Congregational Church of Jefferson Park

Pastor’s Message

GayleTucker's photo

Pastor Gayle’s Reflections

January 2018

“In the same way that beginning a New Year with a clean slate and fresh hope motivates us toward change, finding a rhythm of rest in a busy world makes life radically different.” – Shelly Miller

As we welcome the New Year, we are reminded that God makes all things new. This is as much reassurance as it is challenge, for to “make things new” we must accept and strive for change. At this time of year, many people make resolutions to do better or be better. To give up bad habits and cultivate good ones. Some will succeed, but many will fail to achieve the goals they set, for any number of reasons.

Change is hard, especially when it calls for living counter-culturally. It’s difficult to eat healthy, when unhealthy food is so easily and inexpensively available, while healthier foods often take more time and money. It can be nearly impossible to save money for emergencies or the future when we are barely able to pay our monthly bills. And the messages of advertising, TV and movies, and social media throw temptation in our faces at every turn, not to mention informing us that whatever we have and however we are, right now, is not enough.

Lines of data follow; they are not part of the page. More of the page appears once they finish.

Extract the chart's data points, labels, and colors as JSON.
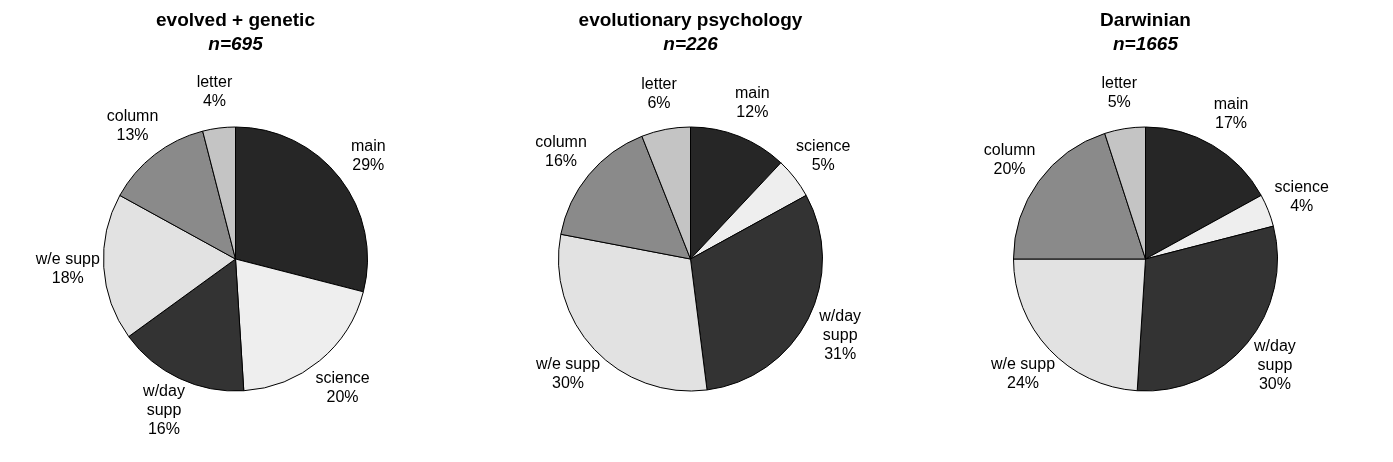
{
  "chart_data": [
    {
      "type": "pie",
      "title": "evolved + genetic",
      "subtitle": "n=695",
      "categories": [
        "main",
        "science",
        "w/day supp",
        "w/e supp",
        "column",
        "letter"
      ],
      "values": [
        29,
        20,
        16,
        18,
        13,
        4
      ],
      "value_labels": [
        "29%",
        "20%",
        "16%",
        "18%",
        "13%",
        "4%"
      ],
      "colors": [
        "#262626",
        "#eeeeee",
        "#333333",
        "#e2e2e2",
        "#8a8a8a",
        "#c4c4c4"
      ],
      "legend": false
    },
    {
      "type": "pie",
      "title": "evolutionary psychology",
      "subtitle": "n=226",
      "categories": [
        "main",
        "science",
        "w/day supp",
        "w/e supp",
        "column",
        "letter"
      ],
      "values": [
        12,
        5,
        31,
        30,
        16,
        6
      ],
      "value_labels": [
        "12%",
        "5%",
        "31%",
        "30%",
        "16%",
        "6%"
      ],
      "colors": [
        "#262626",
        "#eeeeee",
        "#333333",
        "#e2e2e2",
        "#8a8a8a",
        "#c4c4c4"
      ],
      "legend": false
    },
    {
      "type": "pie",
      "title": "Darwinian",
      "subtitle": "n=1665",
      "categories": [
        "main",
        "science",
        "w/day supp",
        "w/e supp",
        "column",
        "letter"
      ],
      "values": [
        17,
        4,
        30,
        24,
        20,
        5
      ],
      "value_labels": [
        "17%",
        "4%",
        "30%",
        "24%",
        "20%",
        "5%"
      ],
      "colors": [
        "#262626",
        "#eeeeee",
        "#333333",
        "#e2e2e2",
        "#8a8a8a",
        "#c4c4c4"
      ],
      "legend": false
    }
  ]
}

What if each of us resolved to find a “rhythm of rest”? In scripture, this is referred to as Sabbath keeping – the setting aside of a day when work is not done, and time is deliberately focused on our relationships with God and one another. In our society, any kind of rest is discouraged as lazy and worthless, despite countless studies showing the importance of rest for our physical, mental, emotional, and spiritual well-being. We are called on to add more and more to our schedules from an early age. This leaves us with little time for gathering as a worshipping body (focusing on our relationships with God and one another), let alone unscheduled time on our own to meditate, reflect on, or contemplate where God might be leading us. All of this leaves us tired, cranky, unhealthy, and in many cases, distant from God.

Would you like to work toward a life that is “radically different”? A life that is built around the counter-cultural values rest and Sabbath keeping? How might that change the way we interact with one another and with the world around us? How might that help us to “make things new” in our congregation and community? How might “rhythm[s] of rest” look and feel in this New Year?